Editoriali / Lecco città
Lunedì 03 Agosto 2026
Il metodo Boscagli: ascoltare la città
Agosto, Comune mio non ti conosco.
La tentazione non mi sfiora perché ho sempre considerato le sacrosante e doverose vacanze uno stacco dall’attività lavorativa, ma non un distacco dagli impegni e dalle incombenze specie per chi indossa panni pubblici.
Lunedì scorso il Consiglio comunale ha completato i suoi organigrammi a partire dalle commissioni che dovrebbero caratterizzarsi con un coinvolgimento nelle decisioni, in quella fase chiamata istruttoria che permette di avere piena consapevolezza delle scelte.
Tra l’altro nell’ultima seduta si è discusso di “assestamento di bilancio”, una sorta di tagliando di metà anno per capire dove si spendono e si investono i soldi dei cittadini lecchesi.
Al di là della tecnica ragionieristica, che schivo volentieri, è stata una prima cartina di tornasole per capire l’eredità trovata e le sfide possibili, quelle già in atto e da concludere, quelle ipotizzate se non sognate (vedi centro sportivo Bione) e quelle problematiche a partire dal terminal dei bus che, dopo la perentoria sentenza del Tar, è “tutto sbagliato, tutto da rifare”, senza se e senza ma.
E’ anche emerso, per ammissione dell’ex assessore Sacchi, che bisognerà con prudenza accantonare qualche spicciolo per i contenziosi in atto su lavori conclusi, dal Teatro alla scuola De Amicis e altre pendenze.
Ciò al di là delle colpe attribuite dalla stessa solo all’impresa e al direttore dei lavori. Una curiosità, chiamiamola così, è affiorata l’altra sera, ben documentata dai nostri cronisti.
La riassumo: chi poneva domande alla nuova giunta erano coloro che in realtà avrebbero dovuto dare le risposte, avendo governato fino all’altro ieri. Sono spiccati i temi della sicurezza (Simona Piazza dov’eri?) e quelli della modifica di alcune linee dei bus urbani (Renata Zuffi, dormivi?).
Una situazione surreale, che in verità non ci scandalizza perché il gioco delle parti, a seconda dei ruoli, è una regola consolidata: semmai ci stupiscono la rapidità e l’intensità del maldestro contropiede.

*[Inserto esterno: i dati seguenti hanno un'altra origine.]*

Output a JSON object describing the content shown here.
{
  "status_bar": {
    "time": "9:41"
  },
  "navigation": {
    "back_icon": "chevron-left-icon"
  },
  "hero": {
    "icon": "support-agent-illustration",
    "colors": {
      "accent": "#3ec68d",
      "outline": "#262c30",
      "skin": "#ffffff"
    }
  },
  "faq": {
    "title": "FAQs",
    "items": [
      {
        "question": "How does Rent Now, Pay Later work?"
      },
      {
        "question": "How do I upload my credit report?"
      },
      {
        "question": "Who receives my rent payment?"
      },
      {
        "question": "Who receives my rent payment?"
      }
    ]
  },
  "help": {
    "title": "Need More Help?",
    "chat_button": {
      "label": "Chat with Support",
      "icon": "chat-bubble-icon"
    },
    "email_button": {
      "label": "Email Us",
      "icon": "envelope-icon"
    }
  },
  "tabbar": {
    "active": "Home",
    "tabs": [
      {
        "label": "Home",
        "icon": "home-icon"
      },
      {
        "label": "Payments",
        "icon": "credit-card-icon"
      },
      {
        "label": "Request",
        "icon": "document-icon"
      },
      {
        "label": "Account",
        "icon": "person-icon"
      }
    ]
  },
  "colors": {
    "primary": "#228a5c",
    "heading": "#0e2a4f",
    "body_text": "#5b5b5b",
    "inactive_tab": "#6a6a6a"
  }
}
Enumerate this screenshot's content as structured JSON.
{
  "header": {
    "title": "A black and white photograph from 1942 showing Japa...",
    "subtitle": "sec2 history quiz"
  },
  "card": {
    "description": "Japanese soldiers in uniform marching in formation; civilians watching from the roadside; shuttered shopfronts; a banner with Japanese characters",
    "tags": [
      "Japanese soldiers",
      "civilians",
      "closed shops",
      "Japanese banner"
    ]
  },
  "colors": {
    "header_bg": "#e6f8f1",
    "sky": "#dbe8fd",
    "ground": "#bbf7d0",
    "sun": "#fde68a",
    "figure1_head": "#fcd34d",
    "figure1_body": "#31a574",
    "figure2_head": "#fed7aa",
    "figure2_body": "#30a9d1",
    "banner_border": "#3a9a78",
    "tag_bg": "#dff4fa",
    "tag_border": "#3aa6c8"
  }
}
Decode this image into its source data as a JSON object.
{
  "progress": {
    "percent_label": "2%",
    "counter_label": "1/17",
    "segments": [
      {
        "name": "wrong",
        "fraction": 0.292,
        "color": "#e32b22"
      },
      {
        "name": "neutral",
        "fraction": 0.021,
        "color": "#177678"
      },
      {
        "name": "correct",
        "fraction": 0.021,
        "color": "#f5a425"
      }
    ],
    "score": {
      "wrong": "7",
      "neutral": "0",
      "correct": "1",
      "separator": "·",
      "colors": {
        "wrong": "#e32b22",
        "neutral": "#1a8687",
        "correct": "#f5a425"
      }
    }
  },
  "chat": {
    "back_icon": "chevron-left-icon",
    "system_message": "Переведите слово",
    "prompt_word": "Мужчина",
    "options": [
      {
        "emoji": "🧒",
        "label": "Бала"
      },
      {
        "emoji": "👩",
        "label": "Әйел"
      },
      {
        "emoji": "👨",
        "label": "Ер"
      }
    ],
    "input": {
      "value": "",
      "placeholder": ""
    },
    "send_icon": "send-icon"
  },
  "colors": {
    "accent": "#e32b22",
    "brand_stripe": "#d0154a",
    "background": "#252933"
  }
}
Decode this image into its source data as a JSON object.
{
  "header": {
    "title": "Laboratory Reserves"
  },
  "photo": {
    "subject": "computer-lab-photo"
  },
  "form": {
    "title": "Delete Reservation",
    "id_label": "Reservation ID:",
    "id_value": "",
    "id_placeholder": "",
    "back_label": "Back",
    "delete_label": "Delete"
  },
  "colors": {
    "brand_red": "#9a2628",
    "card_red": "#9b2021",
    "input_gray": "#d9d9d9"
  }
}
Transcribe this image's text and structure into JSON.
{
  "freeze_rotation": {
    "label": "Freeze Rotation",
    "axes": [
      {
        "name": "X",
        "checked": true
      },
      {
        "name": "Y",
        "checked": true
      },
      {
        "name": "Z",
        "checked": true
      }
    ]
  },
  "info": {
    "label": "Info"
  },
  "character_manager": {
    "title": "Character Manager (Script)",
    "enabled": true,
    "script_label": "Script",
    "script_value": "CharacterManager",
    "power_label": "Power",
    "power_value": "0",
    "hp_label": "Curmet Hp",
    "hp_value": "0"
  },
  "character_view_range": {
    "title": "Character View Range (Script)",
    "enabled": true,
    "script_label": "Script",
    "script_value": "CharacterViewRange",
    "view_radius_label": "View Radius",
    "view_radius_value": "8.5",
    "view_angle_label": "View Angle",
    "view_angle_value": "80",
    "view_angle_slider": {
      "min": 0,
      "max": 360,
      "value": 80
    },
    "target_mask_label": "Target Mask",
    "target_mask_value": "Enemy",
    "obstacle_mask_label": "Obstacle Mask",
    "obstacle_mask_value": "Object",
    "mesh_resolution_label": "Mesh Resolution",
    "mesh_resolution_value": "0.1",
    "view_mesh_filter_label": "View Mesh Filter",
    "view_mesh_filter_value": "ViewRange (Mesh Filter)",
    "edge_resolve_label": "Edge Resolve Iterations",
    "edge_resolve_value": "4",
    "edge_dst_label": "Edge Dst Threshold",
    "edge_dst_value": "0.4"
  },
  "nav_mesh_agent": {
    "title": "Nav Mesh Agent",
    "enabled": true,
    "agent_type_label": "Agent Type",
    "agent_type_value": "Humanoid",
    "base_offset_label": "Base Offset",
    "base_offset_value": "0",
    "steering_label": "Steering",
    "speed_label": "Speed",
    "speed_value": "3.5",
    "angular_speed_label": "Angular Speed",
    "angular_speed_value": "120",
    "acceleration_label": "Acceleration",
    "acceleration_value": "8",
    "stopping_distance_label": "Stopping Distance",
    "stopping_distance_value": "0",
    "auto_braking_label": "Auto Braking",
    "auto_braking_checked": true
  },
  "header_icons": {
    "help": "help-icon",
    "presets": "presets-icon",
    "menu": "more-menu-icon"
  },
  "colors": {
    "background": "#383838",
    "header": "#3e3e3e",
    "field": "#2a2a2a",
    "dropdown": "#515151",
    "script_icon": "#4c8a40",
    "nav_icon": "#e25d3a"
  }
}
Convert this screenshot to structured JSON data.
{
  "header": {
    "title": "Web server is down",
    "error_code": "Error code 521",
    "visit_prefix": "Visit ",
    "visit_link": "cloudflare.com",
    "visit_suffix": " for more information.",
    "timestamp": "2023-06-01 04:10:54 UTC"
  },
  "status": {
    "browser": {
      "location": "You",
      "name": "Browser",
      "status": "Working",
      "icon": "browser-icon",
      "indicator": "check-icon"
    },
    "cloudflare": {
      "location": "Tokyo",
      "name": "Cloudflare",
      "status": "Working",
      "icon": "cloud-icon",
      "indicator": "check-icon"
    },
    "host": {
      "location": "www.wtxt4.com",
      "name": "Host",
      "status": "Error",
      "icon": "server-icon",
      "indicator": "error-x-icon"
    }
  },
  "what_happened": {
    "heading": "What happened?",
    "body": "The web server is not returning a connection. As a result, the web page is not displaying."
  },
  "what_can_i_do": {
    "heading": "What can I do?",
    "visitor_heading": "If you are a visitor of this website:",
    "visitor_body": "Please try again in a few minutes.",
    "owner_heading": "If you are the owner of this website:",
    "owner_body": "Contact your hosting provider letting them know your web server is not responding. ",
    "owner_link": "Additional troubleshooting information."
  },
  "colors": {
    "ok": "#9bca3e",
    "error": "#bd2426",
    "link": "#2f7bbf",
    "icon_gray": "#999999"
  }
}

A me sembra che il sindaco Filippo Boscagli si stia muovendo con saggezza e con il desiderio di capire, al di là degli slogan elettorali, quel che di buono si può tenere e valorizzare e quel che è necessario, possibile e doveroso cambiare di quanto fatto da chi ha amministrato in precedenza.
La sintesi di questo lavoro lontano dai riflettori ritengo la si vedrà pubblicamente a settembre, quando, come richiede la legge, dovrà presentare in consiglio comunale e alla città le linee programmatiche per i prossimi cinque anni: visione, progetti, procedure, risorse e tempi.
Mi risulta che Boscagli stia incontrando dipendenti, collaboratori esterni, realtà cittadine con l’atteggiamento di chi ha l’umiltà di conoscere prima di decidere.
Non basta certo, ma è un buon viatico per “ricucire” una comunità lecchese lacerata dall’impronta Gattinoni che aveva il tratto dell’uomo solo al comando, se non l’ambizione, lui runner di prima fascia, di indossare il panama bianco dell’uomo Delmonte, quello che con un “sì” dava il via libera a una galattica produzione di ananas.
Noi ci accontentiamo di una costante e partecipata raccolta delle noci come quella di fra Galdino, di “casa” a Pescarenico come Ippo.